The two most moving stories are Carmen and Tibby's; they contain the moments of Sisterhood that surprise us the most. Tibby's story pairs her with Bailey (Jenna Boyd), a young girl who cherishes every moment of her life, and with good reason. Tibby herself is sort of annoying-she's one of these softy rebel types whose strongest ties to an anti-establishment cause are a tiny nose ring and a head of blue-streaked hair. However, when she shares moments with the scene-stealing Jenna Boyd, who at only twelve is well on her way to greatness, Tibby becomes an absorbing, soul-searching individual.

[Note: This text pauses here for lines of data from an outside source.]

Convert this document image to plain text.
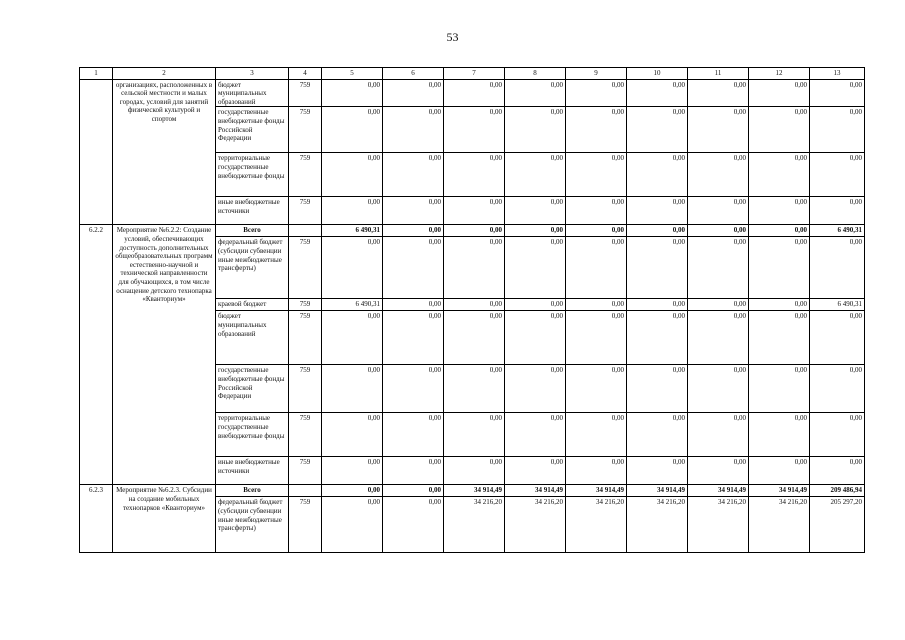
53
1	2	3	4	5	6	7	8	9	10	11	12	13
	организациях, расположенных в сельской местности и малых городах, условий для занятий физической культурой и спортом	бюджет муниципальных образований	759	0,00	0,00	0,00	0,00	0,00	0,00	0,00	0,00	0,00
		государственные внебюджетные фонды Российской Федерации	759	0,00	0,00	0,00	0,00	0,00	0,00	0,00	0,00	0,00
		территориальные государственные внебюджетные фонды	759	0,00	0,00	0,00	0,00	0,00	0,00	0,00	0,00	0,00
		иные внебюджетные источники	759	0,00	0,00	0,00	0,00	0,00	0,00	0,00	0,00	0,00
6.2.2	Мероприятие №6.2.2: Создание условий, обеспечивающих доступность дополнительных общеобразовательных программ естественно-научной и технической направленности для обучающихся, в том числе оснащение детского технопарка «Кванториум»	Всего		6 490,31	0,00	0,00	0,00	0,00	0,00	0,00	0,00	6 490,31
		федеральный бюджет (субсидии субвенции иные межбюджетные трансферты)	759	0,00	0,00	0,00	0,00	0,00	0,00	0,00	0,00	0,00
		краевой бюджет	759	6 490,31	0,00	0,00	0,00	0,00	0,00	0,00	0,00	6 490,31
		бюджет муниципальных образований	759	0,00	0,00	0,00	0,00	0,00	0,00	0,00	0,00	0,00
		государственные внебюджетные фонды Российской Федерации	759	0,00	0,00	0,00	0,00	0,00	0,00	0,00	0,00	0,00
		территориальные государственные внебюджетные фонды	759	0,00	0,00	0,00	0,00	0,00	0,00	0,00	0,00	0,00
		иные внебюджетные источники	759	0,00	0,00	0,00	0,00	0,00	0,00	0,00	0,00	0,00
6.2.3	Мероприятие №6.2.3. Субсидии на создание мобильных технопарков «Кванториум»	Всего		0,00	0,00	34 914,49	34 914,49	34 914,49	34 914,49	34 914,49	34 914,49	209 486,94
		федеральный бюджет (субсидии субвенции иные межбюджетные трансферты)	759	0,00	0,00	34 216,20	34 216,20	34 216,20	34 216,20	34 216,20	34 216,20	205 297,20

The real depth and daring of Sisterhood is found within Carmen's story, a mess of familial struggles and deep-rooted anger that isn't easy to untangle. Carmen finds herself enraged and confused when her father (Bradley Whitford of "The West Wing") remarries and seems to devote more time to his new family than to her. In some ways, Carmen's hurt is justified (Bradley Whitford's restrained performance reveals a man who has hidden his past mistakes within the memory of his old life), but the movie doesn't try to conceal her stubbornness, her misunderstanding, her wrongs. Carmen is someone that young women can really relate to-she has faults and insecurities, and she is one of the few overweight teenage characters to be considered by a movie in human terms. The message of Carmen's story is complicated and may fly over the heads of Sisterhood's target audience, but the issues observed and the performances captured in this vignette will have a more lasting impact than any other part of the movie.

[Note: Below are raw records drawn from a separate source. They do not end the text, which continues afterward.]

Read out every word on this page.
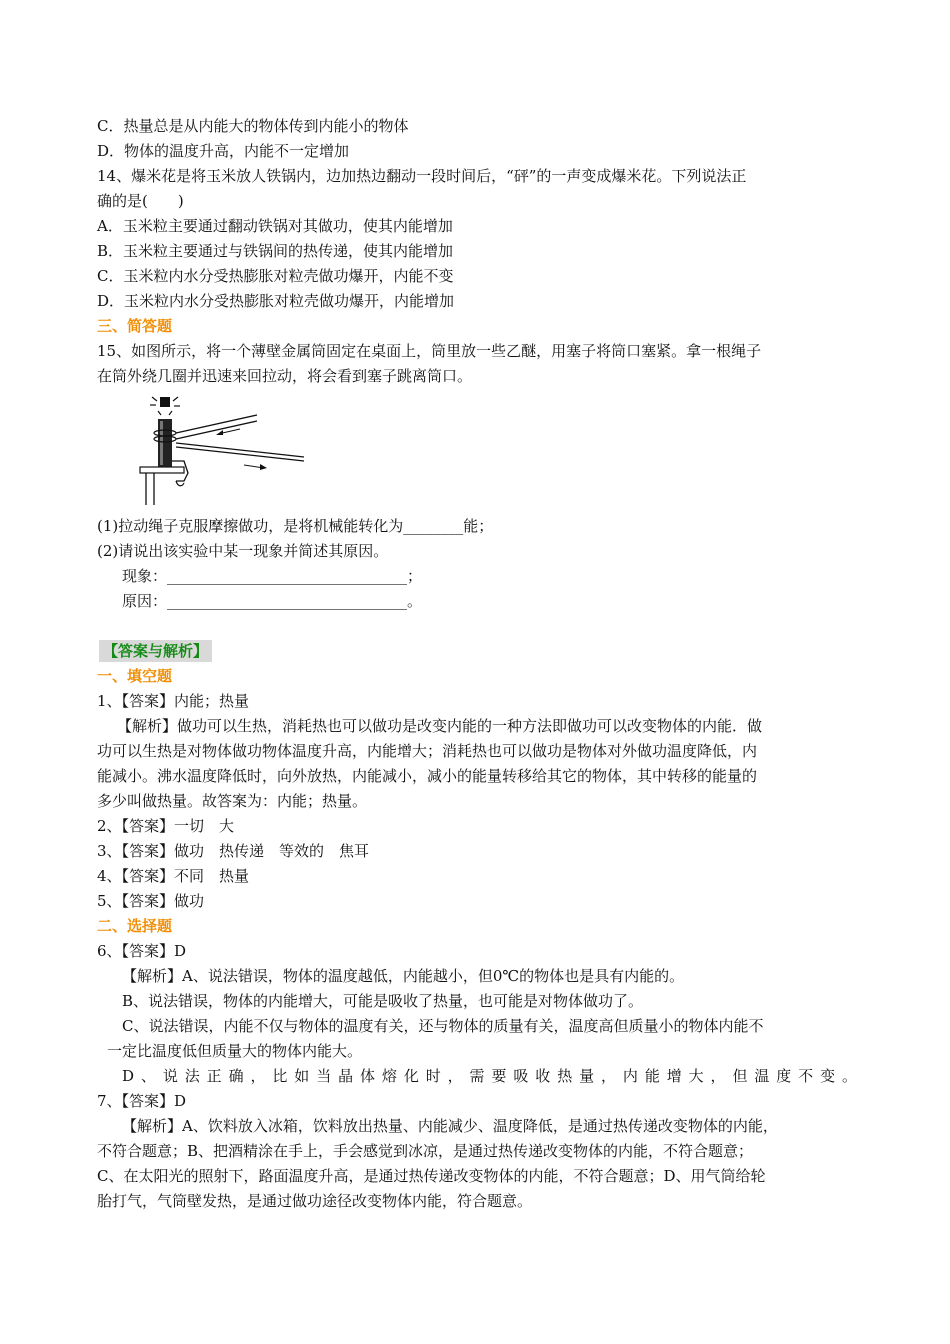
C．热量总是从内能大的物体传到内能小的物体
D．物体的温度升高，内能不一定增加
14、爆米花是将玉米放人铁锅内，边加热边翻动一段时间后，“砰”的一声变成爆米花。下列说法正
确的是(　　)
A．玉米粒主要通过翻动铁锅对其做功，使其内能增加
B．玉米粒主要通过与铁锅间的热传递，使其内能增加
C．玉米粒内水分受热膨胀对粒壳做功爆开，内能不变
D．玉米粒内水分受热膨胀对粒壳做功爆开，内能增加
三、简答题
15、如图所示，将一个薄壁金属筒固定在桌面上，筒里放一些乙醚，用塞子将筒口塞紧。拿一根绳子
在筒外绕几圈并迅速来回拉动，将会看到塞子跳离筒口。
(1)拉动绳子克服摩擦做功，是将机械能转化为________能；
(2)请说出该实验中某一现象并简述其原因。
现象：________________________________；
原因：________________________________。
【答案与解析】
一、填空题
1、【答案】内能；热量
【解析】做功可以生热，消耗热也可以做功是改变内能的一种方法即做功可以改变物体的内能．做
功可以生热是对物体做功物体温度升高，内能增大；消耗热也可以做功是物体对外做功温度降低，内
能减小。沸水温度降低时，向外放热，内能减小，减小的能量转移给其它的物体，其中转移的能量的
多少叫做热量。故答案为：内能；热量。
2、【答案】一切　大
3、【答案】做功　热传递　等效的　焦耳
4、【答案】不同　热量
5、【答案】做功
二、选择题
6、【答案】D
【解析】A、说法错误，物体的温度越低，内能越小，但0℃的物体也是具有内能的。
B、说法错误，物体的内能增大，可能是吸收了热量，也可能是对物体做功了。
C、说法错误，内能不仅与物体的温度有关，还与物体的质量有关，温度高但质量小的物体内能不
一定比温度低但质量大的物体内能大。
D、说法正确，比如当晶体熔化时，需要吸收热量，内能增大，但温度不变。
7、【答案】D
【解析】A、饮料放入冰箱，饮料放出热量、内能减少、温度降低，是通过热传递改变物体的内能，
不符合题意；B、把酒精涂在手上，手会感觉到冰凉，是通过热传递改变物体的内能，不符合题意；
C、在太阳光的照射下，路面温度升高，是通过热传递改变物体的内能，不符合题意；D、用气筒给轮
胎打气，气筒壁发热，是通过做功途径改变物体内能，符合题意。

The performances. I can't say enough good things about the four lovely actresses chosen to headline this film. None of them are big names (Amber Tamblyn, star of TV's "Joan of Arcadia," is probably the most recognizable), which suggests that all of them were chosen purely to fit their characters, which they do marvelously. So much talent exists between these four girls that they steal the entire film away from the writers, the director and even Ann Brashares, the author of the source novel. What a subtle performer is Almber Tamblyn, who can express complicated emotions in seconds with the slightest of looks. Alexis Beldel is remarkable at playing a young girl in love; her eyes take on a dreamy glint, as if Bledel herself were hit by the real thing. Blake Lively, aside from abundant sex appeal, masters the little twitches and quirks that I've admired in just about every teenage girl I know.

And America Ferrera-what a knockout. A simple scene where Carmen pours out her feelings to her father says it all. Ferrera has a powerful range, a disarming understanding of character, and an unusual appeal-a talent that defies her age within a body that defies the Hollywood standard. And what a warming feeling it is to know that someone in a business as superficial as the movies could see Ferrera's atypical beauty and resign any potential casting concerns to the treasures that she brings to the screen. Ferrera is not just one to watch, but something special to behold.

That these four actresses are allowed to stretch their talents in a disposable movie like this shows just how mature The Sisterhood of the Traveling Pants really is. Simply designed and easy to swallow, Sisterhood will give its target audience everything they wanted and expected, and then a bit more. It will not merely cater to their shallow whims and impulses; it will likely startle them with an honestly that they never imagined they could find in a movie. For those of us over sixteen, who have seen a few of these in our day, Sisterhood at least assures us that Hollywood still has a few curveballs waiting for the windup.